Max haussa dédaigneusement les épaules.

« Faut-il donc, continua Clément blessé au vif, que je te parle encore de Rosalie et de moi ?… Rappelle-toi ce que je t'ai dit : J'aurai de l'argent et je deviendrai un personnage. Me suis-je trompé ? J'ai l'estime, voire l'amitié d'hommes considérables ; des magistrats et des prêtres fréquentent dans ma maison ; j'ai des amis et des flatteurs à n'en savoir que faire. Je deviens estimable aux yeux mêmes de ton ami de Villiers, lequel, entraîné par le courant, ne dédaigne plus de venir chez moi. Je pourrais mener ma femme dans les plus respectables familles avec la certitude de l'y voir bien accueillie. Cependant, pauvre Max, au point de vue de vous autres gens honnêtes, je ne sais pas vraiment s'il est au monde deux créatures plus viles que nous. Le mystère et l'hypocrisie sont nos seuls talismans. Avec l'horrible fait que j'ai sur la langue, je produirais ici plus d'épouvante que ne ferait l'éboulement d'un plafond… »

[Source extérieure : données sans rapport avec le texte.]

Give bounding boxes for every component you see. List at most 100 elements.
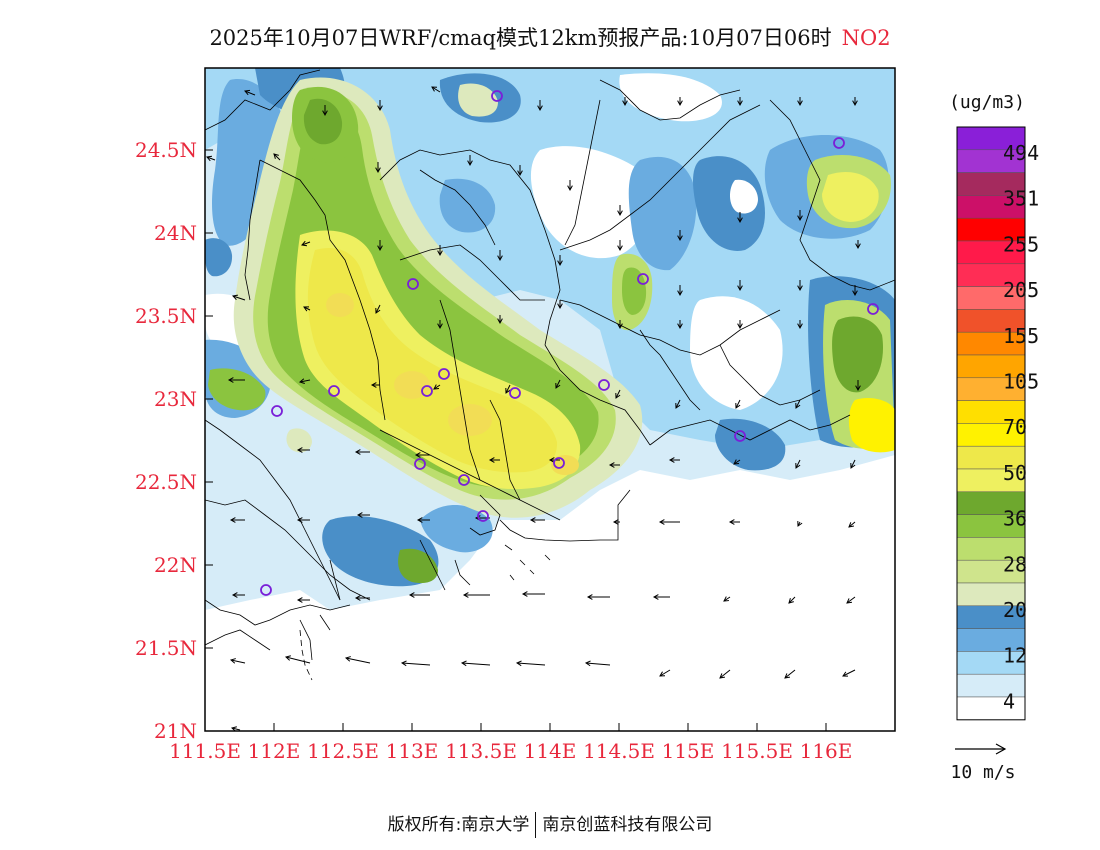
wind-arrow bbox=[567, 180, 573, 192]
city-marker bbox=[553, 457, 565, 469]
wind-arrow bbox=[244, 89, 256, 96]
lat-tick-label: 21.5N bbox=[135, 636, 197, 660]
city-marker bbox=[260, 584, 272, 596]
wind-arrow bbox=[788, 596, 796, 604]
wind-arrow bbox=[723, 596, 731, 602]
wind-arrow bbox=[735, 399, 741, 409]
wind-arrow bbox=[842, 669, 856, 677]
city-marker bbox=[509, 387, 521, 399]
wind-arrow bbox=[431, 86, 441, 93]
lon-tick-label: 113.5E bbox=[445, 739, 517, 763]
lat-tick-label: 21N bbox=[154, 719, 197, 743]
wind-arrow bbox=[229, 517, 245, 523]
wind-arrow bbox=[370, 382, 380, 388]
wind-arrow bbox=[301, 240, 311, 247]
longitude-axis: 111.5E 112E 112.5E 113E 113.5E 114E 114.5E 115E… bbox=[169, 723, 852, 763]
wind-arrow bbox=[608, 462, 620, 468]
pollutant-label: NO2 bbox=[841, 26, 891, 50]
wind-arrow bbox=[795, 459, 801, 469]
wind-arrow bbox=[557, 300, 563, 310]
wind-arrow bbox=[797, 520, 803, 527]
wind-arrow bbox=[517, 165, 523, 177]
wind-arrow bbox=[677, 285, 683, 297]
wind-arrow bbox=[537, 100, 543, 112]
wind-arrow bbox=[273, 153, 281, 161]
wind-arrow bbox=[797, 210, 803, 222]
wind-arrow bbox=[356, 512, 370, 518]
wind-arrow bbox=[668, 457, 680, 463]
legend-label: 155 bbox=[1003, 324, 1039, 348]
title-text: 2025年10月07日WRF/cmaq模式12km预报产品:10月07日06时 bbox=[209, 26, 832, 50]
wind-reference-label: 10 m/s bbox=[950, 762, 1015, 783]
city-marker bbox=[328, 385, 340, 397]
wind-arrow bbox=[737, 212, 743, 224]
wind-arrow bbox=[437, 245, 443, 257]
wind-arrow bbox=[733, 459, 741, 465]
footer: 版权所有:南京大学 南京创蓝科技有限公司 bbox=[0, 810, 1100, 838]
map-title: 2025年10月07日WRF/cmaq模式12km预报产品:10月07日06时 N… bbox=[0, 22, 1100, 52]
lon-tick-label: 113E bbox=[386, 739, 439, 763]
wind-arrow bbox=[375, 304, 381, 314]
lon-tick-label: 112.5E bbox=[307, 739, 379, 763]
wind-arrow bbox=[855, 240, 861, 250]
wind-arrow bbox=[344, 656, 371, 664]
wind-arrow bbox=[612, 519, 620, 525]
city-marker bbox=[867, 303, 879, 315]
wind-arrow bbox=[728, 519, 740, 525]
wind-arrow bbox=[437, 320, 443, 330]
wind-arrow bbox=[377, 100, 383, 112]
wind-vectors bbox=[206, 86, 861, 731]
lon-tick-label: 114.5E bbox=[583, 739, 655, 763]
wind-arrow bbox=[377, 240, 383, 252]
wind-arrow bbox=[617, 205, 623, 217]
lat-tick-label: 22N bbox=[154, 553, 197, 577]
city-marker bbox=[458, 474, 470, 486]
lon-tick-label: 114E bbox=[524, 739, 577, 763]
city-marker bbox=[407, 278, 419, 290]
wind-arrow bbox=[232, 294, 246, 301]
wind-arrow bbox=[354, 595, 370, 601]
wind-arrow bbox=[677, 97, 683, 107]
wind-arrow bbox=[737, 280, 743, 292]
wind-arrow bbox=[227, 377, 245, 383]
wind-arrow bbox=[737, 97, 743, 107]
wind-arrow bbox=[206, 155, 216, 162]
legend-label: 351 bbox=[1003, 187, 1039, 211]
wind-arrow bbox=[497, 315, 503, 325]
wind-arrow bbox=[855, 380, 861, 392]
wind-arrow bbox=[416, 517, 430, 523]
city-marker bbox=[734, 430, 746, 442]
wind-arrow bbox=[529, 517, 545, 523]
wind-arrow bbox=[354, 449, 370, 455]
wind-arrow bbox=[737, 320, 743, 330]
wind-arrow bbox=[284, 655, 311, 664]
wind-arrow bbox=[557, 255, 563, 267]
wind-arrow bbox=[586, 594, 610, 600]
wind-arrow bbox=[617, 320, 623, 330]
legend-label: 105 bbox=[1003, 370, 1039, 394]
wind-arrow bbox=[433, 384, 441, 390]
wind-arrow bbox=[296, 447, 310, 453]
wind-arrow bbox=[677, 230, 683, 242]
concentration-field bbox=[205, 68, 895, 731]
wind-arrow bbox=[852, 285, 858, 297]
admin-boundaries bbox=[205, 69, 895, 681]
wind-arrow bbox=[296, 517, 310, 523]
wind-arrow bbox=[652, 594, 670, 600]
wind-arrow bbox=[460, 660, 491, 667]
wind-arrow bbox=[658, 519, 680, 525]
lat-tick-label: 23N bbox=[154, 387, 197, 411]
lat-tick-label: 23.5N bbox=[135, 304, 197, 328]
latitude-axis: 21N 21.5N 22N 22.5N 23N 23.5N 24N 24.5N bbox=[135, 138, 213, 743]
wind-arrow bbox=[497, 250, 503, 262]
wind-arrow bbox=[462, 592, 490, 598]
wind-arrow bbox=[797, 97, 803, 107]
wind-arrow bbox=[677, 320, 683, 330]
wind-arrow bbox=[852, 97, 858, 107]
wind-arrow bbox=[231, 592, 245, 598]
wind-arrow bbox=[719, 669, 731, 679]
city-marker bbox=[637, 273, 649, 285]
wind-arrow bbox=[505, 384, 511, 394]
city-marker bbox=[491, 90, 503, 102]
wind-arrow bbox=[795, 399, 801, 409]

Il se rapprocha de Destroy et poursuivit d'une voix plus basse :

« Rosalie n'a pas toujours été timorée comme tu la vois actuellement. Profitant de sa nature de cire, je l'avais pétrie et moulée exactement sur moi. Un moment, je l'ai connue avec une incrédulité plus robuste que la mienne, et capable de me prouver qu'en fait de mal je n'étais qu'un enfant. Il faut remonter à l'époque où j'allais être contraint d'entrer chez Thillard-Ducornet. Nous demeurions alors dans un hôtel misérable de la rue de Bucy. Objet de dégoût et de réprobation, le corps brisé par des courses stériles, j'avais, en pure perte, rempli vingt lettres de récits navrants et de prières. De mon imagination, pressurée dans tous les sens, je ne parvenais plus à extraire même l'apparence d'un expédient. Grelottant de froid et mourant de faim, Rosalie et moi nous nous regardions avec désespoir. Tout à coup surgit simultanément en nous l'idée d'une ressource infernale qui, à cette heure encore, me cause un frisson mortel. Je ne prends pas plaisir à te scandaliser. En présence de ce que nous paraissons, je ne songe qu'à te faire voir ce que nous sommes. Par ma fuite, Rosalie eut ses coudés franches… Qu'ajouterais-je de plus ? À ta pâleur, je vois que tu comprends. Nous mangeâmes ce soir-là, mais seulement ce soir-là ! Il en résulta pour nous un supplice, des inquiétudes tellement intolérables, que, tout en étant d'accord sur ce point, qu'il n'est de malhonnête et d'infâme que la misère, nous dûmes aussitôt renoncer à cet exécrable commerce… »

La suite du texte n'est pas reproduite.